Jerry Lewi of Thousand Oaks, CA earned the SM and SM in the electrical engineering co-op program, working one term and studying the next. During the working phase, he lived in a boarding house in Philadelphia with other student engineers. "There were three main groups of students I associated with: the co-op engineers, my fraternity brothers in Delta Tau Delta and the track team," he said. He was drafted and served in the Korean War following his graduation.

Walt Friauf, an electrical engineering major from Bethesda, MD, said most of his non-veteran classmates joined ROTC. "It was a patriotic time," he said.

"The ROTC guys got a lot of kidding from the vets," said Kemon Taschioglou of Lincoln, MA, who also studied electrical engineering. "When I got my commission as a second lieutenant in the Air Force, I went home to my frat house and a vet said, 'Hey look -- diaper pins!'"

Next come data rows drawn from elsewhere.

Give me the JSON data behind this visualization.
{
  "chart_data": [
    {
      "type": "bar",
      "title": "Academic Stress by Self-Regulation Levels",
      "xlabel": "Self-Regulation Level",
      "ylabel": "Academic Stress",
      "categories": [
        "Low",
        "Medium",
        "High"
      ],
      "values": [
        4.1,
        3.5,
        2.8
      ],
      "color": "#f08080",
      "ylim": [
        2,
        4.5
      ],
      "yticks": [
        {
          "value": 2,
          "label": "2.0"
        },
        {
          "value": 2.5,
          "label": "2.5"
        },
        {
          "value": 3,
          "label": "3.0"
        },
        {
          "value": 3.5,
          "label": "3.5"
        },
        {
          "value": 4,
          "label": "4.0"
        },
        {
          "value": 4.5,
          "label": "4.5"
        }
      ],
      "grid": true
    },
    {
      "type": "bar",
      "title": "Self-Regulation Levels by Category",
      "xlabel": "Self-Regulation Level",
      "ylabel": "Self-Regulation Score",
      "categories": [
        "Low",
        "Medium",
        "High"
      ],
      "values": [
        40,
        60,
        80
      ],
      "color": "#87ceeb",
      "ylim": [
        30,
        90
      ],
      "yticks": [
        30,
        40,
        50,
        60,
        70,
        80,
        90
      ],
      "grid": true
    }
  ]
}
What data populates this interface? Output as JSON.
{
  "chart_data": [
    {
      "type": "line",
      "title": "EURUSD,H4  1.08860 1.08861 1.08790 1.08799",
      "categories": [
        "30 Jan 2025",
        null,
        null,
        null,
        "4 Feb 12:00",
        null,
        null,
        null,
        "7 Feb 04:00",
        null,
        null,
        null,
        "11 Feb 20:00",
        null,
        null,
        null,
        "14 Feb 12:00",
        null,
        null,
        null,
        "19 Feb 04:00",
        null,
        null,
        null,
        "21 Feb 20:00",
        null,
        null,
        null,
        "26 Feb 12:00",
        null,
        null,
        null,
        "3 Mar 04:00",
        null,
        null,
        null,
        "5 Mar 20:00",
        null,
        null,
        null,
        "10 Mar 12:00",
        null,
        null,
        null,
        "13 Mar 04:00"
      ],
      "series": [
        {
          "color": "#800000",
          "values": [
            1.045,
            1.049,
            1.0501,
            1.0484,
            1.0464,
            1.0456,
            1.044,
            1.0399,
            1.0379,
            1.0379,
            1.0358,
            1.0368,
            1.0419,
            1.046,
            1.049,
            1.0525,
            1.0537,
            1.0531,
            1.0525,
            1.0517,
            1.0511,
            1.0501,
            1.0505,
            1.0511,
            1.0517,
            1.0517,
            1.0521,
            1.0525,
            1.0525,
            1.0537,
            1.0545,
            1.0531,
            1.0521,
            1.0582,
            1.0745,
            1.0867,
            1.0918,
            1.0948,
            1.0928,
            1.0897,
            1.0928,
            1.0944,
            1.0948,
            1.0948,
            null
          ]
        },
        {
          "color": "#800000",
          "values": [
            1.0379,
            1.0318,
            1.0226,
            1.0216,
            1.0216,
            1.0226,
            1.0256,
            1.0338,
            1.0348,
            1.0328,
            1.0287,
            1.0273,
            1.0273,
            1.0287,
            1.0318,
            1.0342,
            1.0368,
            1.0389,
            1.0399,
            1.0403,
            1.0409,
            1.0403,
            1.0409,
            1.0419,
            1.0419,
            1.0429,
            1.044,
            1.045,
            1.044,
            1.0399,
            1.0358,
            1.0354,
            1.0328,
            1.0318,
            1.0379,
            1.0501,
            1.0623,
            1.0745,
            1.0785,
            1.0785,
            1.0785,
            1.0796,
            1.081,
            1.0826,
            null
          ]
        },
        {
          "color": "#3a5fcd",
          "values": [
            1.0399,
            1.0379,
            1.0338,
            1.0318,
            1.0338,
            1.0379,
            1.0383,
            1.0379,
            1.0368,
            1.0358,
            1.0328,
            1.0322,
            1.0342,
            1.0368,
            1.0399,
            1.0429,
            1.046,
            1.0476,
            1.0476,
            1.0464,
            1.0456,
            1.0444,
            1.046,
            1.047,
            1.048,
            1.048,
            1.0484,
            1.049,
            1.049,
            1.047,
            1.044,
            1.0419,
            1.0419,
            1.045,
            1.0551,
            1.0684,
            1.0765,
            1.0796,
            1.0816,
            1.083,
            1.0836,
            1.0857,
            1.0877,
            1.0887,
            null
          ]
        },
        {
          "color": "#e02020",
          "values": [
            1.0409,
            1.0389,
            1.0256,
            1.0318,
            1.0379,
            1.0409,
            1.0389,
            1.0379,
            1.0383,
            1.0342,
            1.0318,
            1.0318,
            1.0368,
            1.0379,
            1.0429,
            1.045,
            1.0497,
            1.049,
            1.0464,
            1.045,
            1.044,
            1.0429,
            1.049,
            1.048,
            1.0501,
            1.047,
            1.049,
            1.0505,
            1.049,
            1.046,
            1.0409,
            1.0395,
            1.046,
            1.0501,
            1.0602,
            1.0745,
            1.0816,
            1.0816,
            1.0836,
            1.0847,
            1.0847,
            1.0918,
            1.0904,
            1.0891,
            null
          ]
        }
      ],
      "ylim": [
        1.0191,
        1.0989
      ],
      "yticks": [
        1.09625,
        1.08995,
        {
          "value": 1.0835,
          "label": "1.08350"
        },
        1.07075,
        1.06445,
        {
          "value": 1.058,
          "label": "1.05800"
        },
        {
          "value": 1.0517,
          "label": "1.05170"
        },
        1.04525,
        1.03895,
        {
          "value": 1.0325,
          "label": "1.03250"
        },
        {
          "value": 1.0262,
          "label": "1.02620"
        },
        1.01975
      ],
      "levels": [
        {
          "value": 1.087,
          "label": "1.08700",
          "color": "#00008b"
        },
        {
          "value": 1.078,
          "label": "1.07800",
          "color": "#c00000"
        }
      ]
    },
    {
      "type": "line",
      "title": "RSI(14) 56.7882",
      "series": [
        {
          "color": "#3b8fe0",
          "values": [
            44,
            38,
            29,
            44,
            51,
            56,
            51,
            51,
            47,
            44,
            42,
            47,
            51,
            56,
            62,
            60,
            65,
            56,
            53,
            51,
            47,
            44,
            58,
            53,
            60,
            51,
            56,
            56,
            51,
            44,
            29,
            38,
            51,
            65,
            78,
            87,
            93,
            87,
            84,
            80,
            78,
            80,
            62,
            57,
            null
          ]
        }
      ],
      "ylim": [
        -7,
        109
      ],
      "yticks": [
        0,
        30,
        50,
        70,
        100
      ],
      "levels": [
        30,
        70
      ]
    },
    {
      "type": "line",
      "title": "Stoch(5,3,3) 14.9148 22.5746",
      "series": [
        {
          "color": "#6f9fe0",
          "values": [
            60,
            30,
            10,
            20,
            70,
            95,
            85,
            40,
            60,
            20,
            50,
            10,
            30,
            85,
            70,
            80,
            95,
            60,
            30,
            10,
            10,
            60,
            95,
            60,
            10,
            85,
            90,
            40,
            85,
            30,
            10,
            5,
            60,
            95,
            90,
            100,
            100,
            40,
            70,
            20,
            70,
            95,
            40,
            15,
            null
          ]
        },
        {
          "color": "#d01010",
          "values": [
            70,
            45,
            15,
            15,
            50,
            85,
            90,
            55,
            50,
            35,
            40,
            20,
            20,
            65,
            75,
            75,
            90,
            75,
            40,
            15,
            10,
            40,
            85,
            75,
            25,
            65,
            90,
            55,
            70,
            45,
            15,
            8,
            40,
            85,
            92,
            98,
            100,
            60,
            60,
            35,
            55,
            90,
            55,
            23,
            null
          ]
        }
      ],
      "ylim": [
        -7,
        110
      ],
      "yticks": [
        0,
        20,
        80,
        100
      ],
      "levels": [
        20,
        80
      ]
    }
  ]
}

Mr. Taschioglou, who worked at Teradyne for 20 years, said the vets were "older, more serious, more mature. A lot of them were hereon the GI Bill."

"The vets were so focused. They just wanted to come here to get their education. I wanted to have some fun," said electrical engineering major Alfred Kenrick of Palo Alto, CA, who later served in the Korean War. "I had to study hard just to match their maturity." Mr. Kenrick's father was also an alumnus -- Alfred Kenrick V of the Class of 1906.

"We had fun," countered World War II vet Gene Wroblewski (mechanical engineering) of Doyleston, PA. "We went to dances with Wellesley and played sports." Because of the accelerated wartime program, Mr. Wroblewski graduated from high school on a Thursday in 1943 and matriculated at MIT the following Monday. Six months later, he was drafted into the infantry and was later wounded in Germany. A bullet entered his back and exited his chest without leaving lasting damage.

"Suddenly I couldn't breathe and fell down," said Mr. Wroblewski. "The medics came over, looked at me and said, 'You've got a million-dollar wound,' meaning 'you'll get out of here, but won't have to lose an arm or leg.'

"Then I went into shock. I didn't call for my mother or God. My thought was 'Gee, here I am 20 years old and I'm gonna die before I even get to sleep with a woman.' I was upset that I wouldn't get to experience that side of life...

"I was bloody and dirty and they took me to a hospital and the first thing they did was put me between these clean white sheets -- and I felt even dirtier. When I got back to the US, everything started to heal."

Mr. Wroblewski, who now has three children, returned to MIT in the spring of 1946. "Because of that wound, my education at MIT was free," he said.

"We really changed the atmosphere here. Instead of a bunch of kids coming out of high school and prep school, you got a bunch of hardened vets who had been through the war. The whole dress code went. When we came in, students wore clean white shirts with ties.When we left, dress here was very casual," he said.

A version of this article appeared in the June 9, 1999 issue of MIT Tech Talk (Volume 43, Number 33).